Questions for Bryant Daniels
#1
Will you tear down the media blockade that thwarts employees from answering questions? Some report being threatened with immediate dismissal if seen talking with anyone on an executive blacklist. (Yes, we are among those boycotted.)
Good reasons exist for this. First of all, blacklisting media pretty much guarantees the RIOC’s side of the story will never be heard. You can’t balance any teeter-totter when no one sits on the opposite side.
Behavior like this as you surely know from your work in politics is unprofessional, leading to the assumption that RIOC has something to hide. Maybe it does, but maybe it doesn’t.
Opening a gap of doubt is just foolish.
#2
Will you become the next tool protecting the CEO? This question comes up because yesterday you composed an advisory about capital projects that was a fresh obfuscation of Shelton Haynes’s failure to launch.
You wrote, “First announced in 2021, the project is designed to study conditions and traffic patterns across all paved pedestrian and automotive roadways…” That’s false, although you may not have known that.
What Haynes promised was a traffic safety plan in 2021 after three people were struck by cars on Main Street. He never delivered, and later came the diversion you reported on.
#3
Let’s keep this one simple: how will you deal with working under Akeem Jamal who is far less experienced and it shows? Jamal’s efforts, over eight months now, barely reach the beginner or intern level of professional communications.
That may be because he’s intimidated by Haynes and terrified of making an error, but it’s real.
#4
How will you handle communicating in support of a staff with a history of lying, even to others in the organization?
A previous public relations officer shared that problem with me. (Yes, before Haynes, RIOC employees communicated freely with reporters.) How do you absorb the blow when internal resources con you into lying on their behalf?

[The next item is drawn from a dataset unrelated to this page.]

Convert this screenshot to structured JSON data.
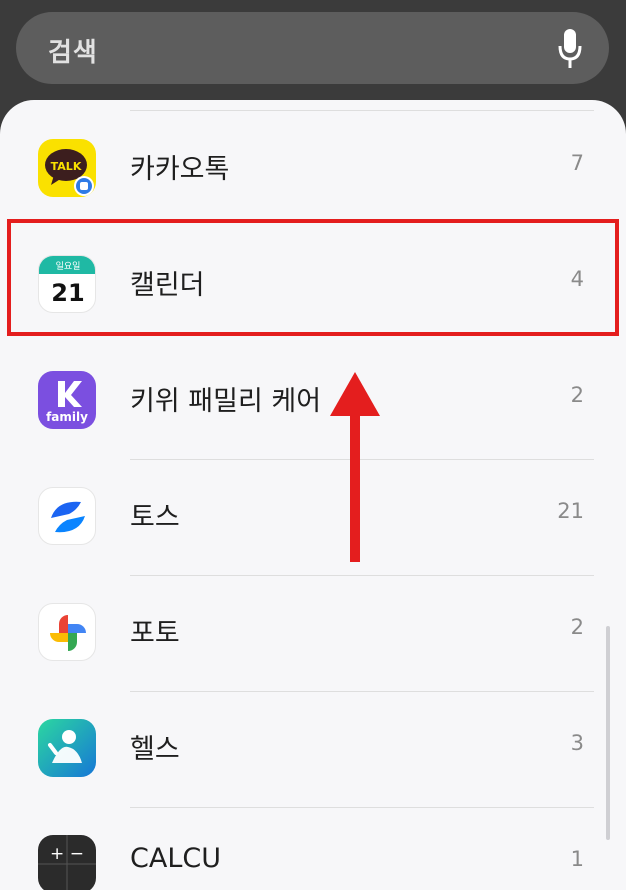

It will happen. Integrity isn’t a strong value at RIOC.
#5
Finally, our last question for Bryant Daniels… As Director of… Community Affairs, will you actually dip a toe or two into the community? Before Haynes, here’s what we expected from RIOC’s public relations staff:


This is not to say that we and other community members had no hassles with RIOC’s communications staff. McCauley, for one, could be a real flame thrower, but he could take as well he gave back.
RIOC vs local media should not be a zero-sum game. No one has to lose, but unless without shared respect, no one wins, including a community that needs facts and insight.